Maria Avelina Fuhro Gastal
Escrito em 13 de abril de 2019
Gosto de me pensar como uma flâneur. Traz certo charme e distinção. Mas, na realidade, caminho para perder peso e ganhar saúde. Depois de tantos anos caminhando, me apaixonei pela sensação de olhar por aí, observar as pessoas, a cidade. Meu gosto por caminhar já foi caso para pequenos atritos com amigas, já superados, quando as convenci de conhecermos Buenos Aires, Brasília e Paris a pé. Talvez tenha sido um exagero, mas vimos detalhes que em um metrô jamais veríamos. Por sorte, em Nova York minha filha aderiu a minha loucura e flanamos por lá, sem conflito.
Não preciso estar fora daqui para apreciar uma caminhada. Exploro Porto Alegre como se não fôssemos velhas conhecidas. Enxergo detalhes, situações e curiosidades em cada passo.
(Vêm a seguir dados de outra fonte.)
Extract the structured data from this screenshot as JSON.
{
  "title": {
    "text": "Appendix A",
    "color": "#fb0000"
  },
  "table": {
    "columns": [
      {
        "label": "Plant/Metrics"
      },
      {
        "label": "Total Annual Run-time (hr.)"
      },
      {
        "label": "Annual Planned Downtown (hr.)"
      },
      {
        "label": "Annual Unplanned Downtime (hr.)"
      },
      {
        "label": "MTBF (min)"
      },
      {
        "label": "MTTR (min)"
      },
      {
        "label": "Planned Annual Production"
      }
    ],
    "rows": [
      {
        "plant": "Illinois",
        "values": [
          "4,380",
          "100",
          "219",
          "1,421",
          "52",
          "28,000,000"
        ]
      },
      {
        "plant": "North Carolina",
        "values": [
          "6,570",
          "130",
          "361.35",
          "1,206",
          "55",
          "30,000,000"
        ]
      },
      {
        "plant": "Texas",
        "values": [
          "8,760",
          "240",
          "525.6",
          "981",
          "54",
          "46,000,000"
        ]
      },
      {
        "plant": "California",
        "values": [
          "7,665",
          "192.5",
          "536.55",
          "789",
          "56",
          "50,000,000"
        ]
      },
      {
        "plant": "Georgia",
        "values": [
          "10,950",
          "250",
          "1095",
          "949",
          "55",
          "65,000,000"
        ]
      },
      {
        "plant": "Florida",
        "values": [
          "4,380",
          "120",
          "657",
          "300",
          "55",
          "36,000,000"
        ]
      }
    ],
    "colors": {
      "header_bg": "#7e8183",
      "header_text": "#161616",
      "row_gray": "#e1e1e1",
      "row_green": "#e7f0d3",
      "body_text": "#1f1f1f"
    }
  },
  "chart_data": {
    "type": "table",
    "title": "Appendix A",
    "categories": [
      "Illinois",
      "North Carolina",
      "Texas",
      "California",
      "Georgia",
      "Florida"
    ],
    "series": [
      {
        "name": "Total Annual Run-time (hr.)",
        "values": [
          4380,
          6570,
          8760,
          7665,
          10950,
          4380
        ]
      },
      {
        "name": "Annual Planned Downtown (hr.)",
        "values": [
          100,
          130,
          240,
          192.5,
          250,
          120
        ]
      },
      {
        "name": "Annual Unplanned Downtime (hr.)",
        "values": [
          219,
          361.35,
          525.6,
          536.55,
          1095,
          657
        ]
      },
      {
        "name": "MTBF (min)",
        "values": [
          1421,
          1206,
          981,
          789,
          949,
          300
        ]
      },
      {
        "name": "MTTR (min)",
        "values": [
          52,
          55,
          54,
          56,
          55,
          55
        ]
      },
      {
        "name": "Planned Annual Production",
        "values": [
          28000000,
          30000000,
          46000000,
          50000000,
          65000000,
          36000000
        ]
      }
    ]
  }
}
Talvez com um pouco mais de dificuldade, pois tenho que dividir o olhar entre a vida ao redor e os buracos, excrementos e lixo pelo chão.
Duas vezes por semana vou e volto do Parque da Redenção caminhando para praticar Tai Chi. No último mês uma moradia embaixo do pontilhão da Avenida Getúlio Vargas com a Avenida Ipiranga, sentido centro bairro, chamou minha atenção. Um plástico branco e uma lona fechavam de forma ordenada um retângulo bem no vão inferior do pontilhão. Na ida só conseguia ver a estrutura externa, na volta observava o seu interior. Dentro havia uma estante pequena com três prateleiras onde estavam roupas dobradas e alguns livros. Acima um cano com cabides. No chão, um colchão de solteiro, tipo box, com lençóis perfeitamente estendidos e um travesseiro. Do lado externo uma cadeira de plástico, uma mesa pequena com um vaso em cima. Muitas vezes, vi um rapaz, jovem, varrendo o entorno daquele espaço.
Hoje cedo havia uma movimentação diferente ali. Três carros da Guarda Municipal, dois caminhões do Departamento de Limpeza Urbana e duas viaturas da Empresa Pública de Transporte e Circulação e mais nada da moradia. Tudo lixo. Um aparato do poder público municipal para um espaço ocupado por alguém, provavelmente, sem emprego, sem casa, sem saída. Ontem, não aqui, mas no Rio de Janeiro, prédios desabaram, soterraram vidas, em um local em que a prefeitura não chega, pois as milícias têm poder lá. Então, ergam-se os prédios, coloquem pessoas e rezem para que as suas casas não virem seus túmulos.
Há um descompasso desrespeitoso entre a ação do poder público e a realidade da população. Em algum momento, os menos favorecidos começaram a ser vistos como entulhos, lixos. O que mais me assusta é a conivência no nosso silêncio ensurdecedor.